Lojas Esplanadas na Bahia é condenada por assédio moral institucional

[Lojas Esplanadas na Bahia é condenada por assédio moral institucional]
08 de Agosto de 2014 às 06:44 Por: Redação Bocão News (Twitter: @bocaonews)0comentários
Metas abusivas, pressões constantes e ameaças de punições a funcionários levaram a Deib Otoch S.A /Lojas Esplanadas a ser condenada por assédio moral organizacional, com a obrigação de pagar uma indenização de R$ 15 mil por danos morais coletivos. A sentença foi proferida pela juíza Cláudia Uzeda Doval, da 1ª Vara do Trabalho de Salvador, em acolhimento à ação civil pública ajuizada pelo Ministério Público do Trabalho na Bahia (MPT/BA). Contra a decisão ainda cabe recurso.
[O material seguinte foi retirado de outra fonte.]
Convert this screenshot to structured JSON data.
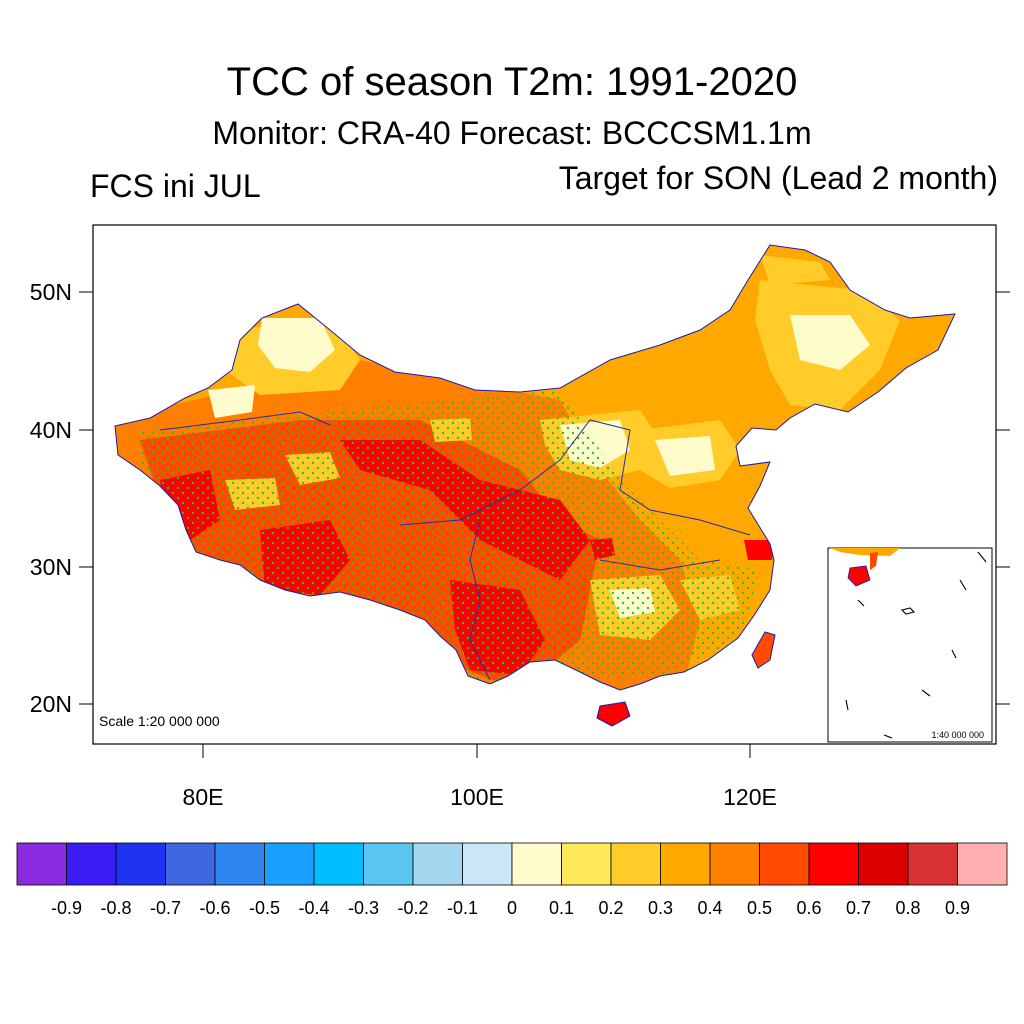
{
  "title": "TCC of season T2m: 1991-2020",
  "subtitle": "Monitor: CRA-40   Forecast: BCCCSM1.1m",
  "left_label": "FCS ini JUL",
  "right_label": "Target for SON (Lead 2 month)",
  "scale_main": "Scale 1:20 000 000",
  "scale_inset": "1:40 000 000",
  "lat_labels": [
    "20N",
    "30N",
    "40N",
    "50N"
  ],
  "lon_labels": [
    "80E",
    "100E",
    "120E"
  ],
  "colorbar": {
    "labels": [
      "-0.9",
      "-0.8",
      "-0.7",
      "-0.6",
      "-0.5",
      "-0.4",
      "-0.3",
      "-0.2",
      "-0.1",
      "0",
      "0.1",
      "0.2",
      "0.3",
      "0.4",
      "0.5",
      "0.6",
      "0.7",
      "0.8",
      "0.9"
    ],
    "colors": [
      "#8a2be2",
      "#3a1cf5",
      "#1f34f0",
      "#3e68e0",
      "#2f85f0",
      "#1aa0ff",
      "#00bfff",
      "#5cc6f2",
      "#a3d7f0",
      "#cbe7f5",
      "#fffccc",
      "#ffe95a",
      "#ffcc29",
      "#ffa800",
      "#ff8000",
      "#ff4a00",
      "#ff0000",
      "#dc0000",
      "#d83232",
      "#ffb0b0"
    ]
  }
}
Em sua decisão, a magistrada fez questão de salientar que ''a simples cobrança de metas e de certo nível de desempenho por parte do empregador não constitui ato ilícito, mas exercício regular do poder diretivo patronal''. Porém, foi constatada a prática do assédio moral institucional, a partir de depoimentos dos trabalhadores e decisões anteriores, que comprovaram a conduta reiterada por parte da loja nesse aspecto. ''Trata-se de um caso típico de 'straining', modalidade de assédio moral caracterizada pela cobrança de metas elevadas de produção, sob pena de aplicação de punições, gerando um contexto de gestão do trabalho por estresse'', afirmou a magistrada em sua decisão.

Segundo depoimentos dos trabalhadores ao MPT/BA, eles eram submetidos a situações humilhantes, tratados com xingamentos e até com a exposição dos nomes daqueles desligados da empresa por não terem conseguido cumprir as metas estabelecidas. Os trabalhadores também confirmaram casos de discriminação dos supervisores, que usavam episódios específicos de vendas não alcançadas, como uma maneira de provocar constrangimentos diante de clientes das lojas.

Para o procurador do trabalho responsável pela ação, Pedro Lino de Carvalho Júnior, o assédio moral praticado pelas Lojas Esplanadas é danoso, porque afeta diretamente a saúde do trabalhador e tem como intuito ofender a sua personalidade e a dignidade humana por um funcionário, geralmente de nível superior de comando ao subordinado. ''É imprescindível a adoção de medidas reais e imediatas pela empresa para acabar com as constantes lesões à saúde e à honra do trabalhador'', ressaltou.

O valor da indenização deverá ser revertido ao Fundo de Amparo ao Trabalhador (FAT) e, caso a empresa descumpra as determinações da Justiça do Trabalho, deverá pagar multa diária de R$1 mil, que também será destinada ao FAT.